Here’s the fence-sittery bit. We’re OK with software licensing and we’re also OK with FOSS (but by no means rabid in either direction). Like anyone else, we prefer free stuff, but, for example, when it comes to productivity software, we happily pay the Beast for Office 365. Sure, we could get OpenOffice or use Google’s stuff, but we see the value in good old Office so we pay for it. If Microsoft and Oracle and SAP want to make software and charge heaps for it, all power to them, particularly if the market is OK with signing up to those agreements. Not for us or even society/their clients to dictate the business models.

What we do like about FOSS is that it provides alternatives and plenty of them. This is the ‘choice’ bit which economists (and the market) generally tend to like.

It is quite possible today to put together a complete enterprise technology stack using little else, as Elmes himself notes in his piece: ‘There are many…groups and companies developing free software – the Document Foundation, MariaDB Corporation, the PostgreSQL Global Development Group, the GIMP Development Team, the Open Source Software Institute, the Adempiere Community, the Mozilla Foundation, the OpenVPN project, the GNOME Project; hundreds of teams of varying shapes, sizes, and motivations.’

Despite this thriving free software industry, the proprietary boys appear to be doing just fine, by and large.
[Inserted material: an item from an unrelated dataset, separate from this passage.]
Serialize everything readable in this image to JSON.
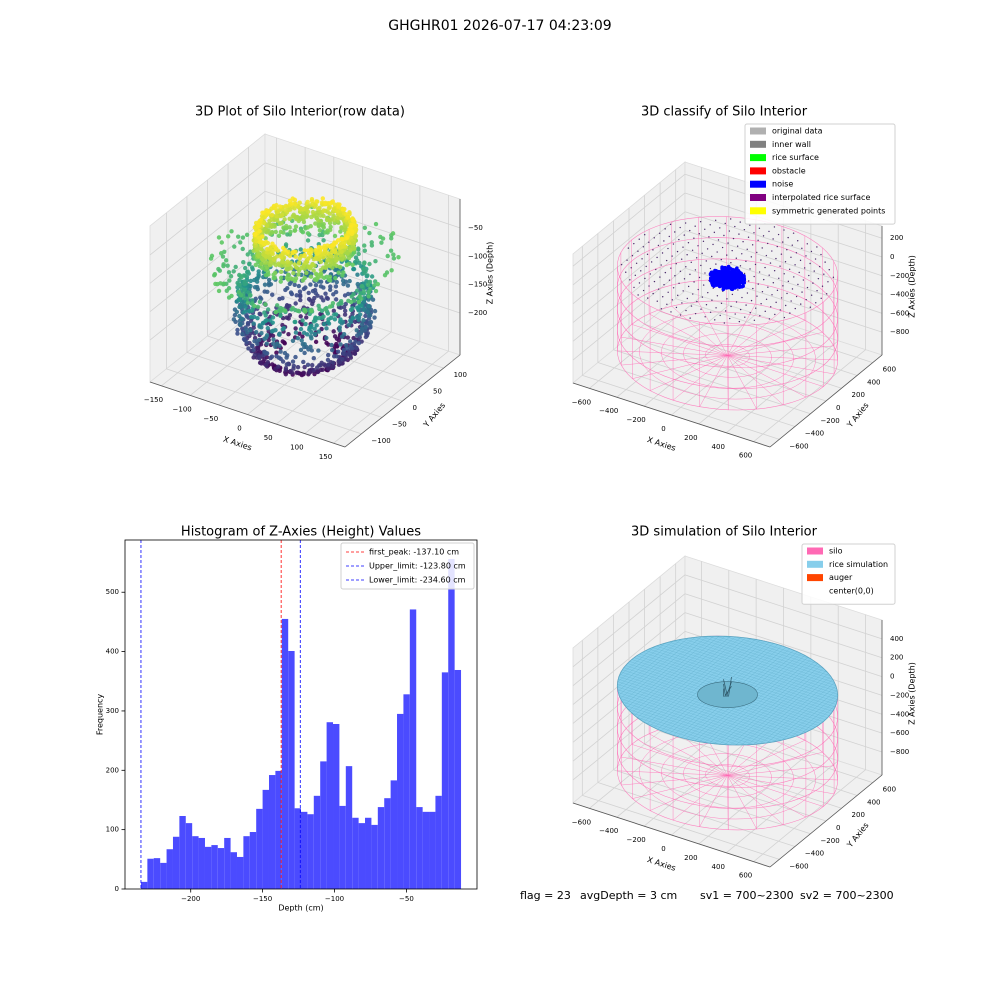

In a relatively free and competitive environment, their customers still choose to spend their money as they please – and a good deal of that cash apparently willingly goes to software licensing.

Questions or comments...

  1. Robin Vessey

    Sure, open source is good and for those who can afford to spend their days writing it.
    But for the majority of software developers (along with every other working person), they like to get paid.

    More importantly for businesses, the results developers produce can be insanely valuable.
    It can free businesses of their primary constraints, enable or support economies of scale never seen before, create entire new industries or replace less efficient, higher cost or broken industries.

    Companies need to pay people, who understand not just computers but also the business environment around them.
    It is these rare people who can interpret the human and business worlds in a way that computers can operate.
    This resource is not a normal programmer and it is a scarcity, especially given the emerging potential of automating everything across every industry.

    Nobody is going to pay millions to have holes dug if there is no gold, and they aren’t going to pay for highly skilled teams to automate our lives and then continue to improve on that work without a return.

    The majority of all software projects still fail these days. Who is going to take that sort of risk if there isn’t going to be a carrot at the other end?

    Open source is great, it helps our industry move forward but its not the only piece of the puzzle.
    All of the example open source companies are “software for technical people”.
    This is because they are solving their own problems, not yours.

    The rest of the world “software for *your* industry” isn’t going to be open source because your industry can’t solve their own problems. You have to employ techies and focus them on solving your problems, you have to accept the risk (and you will want to take the rewards as well).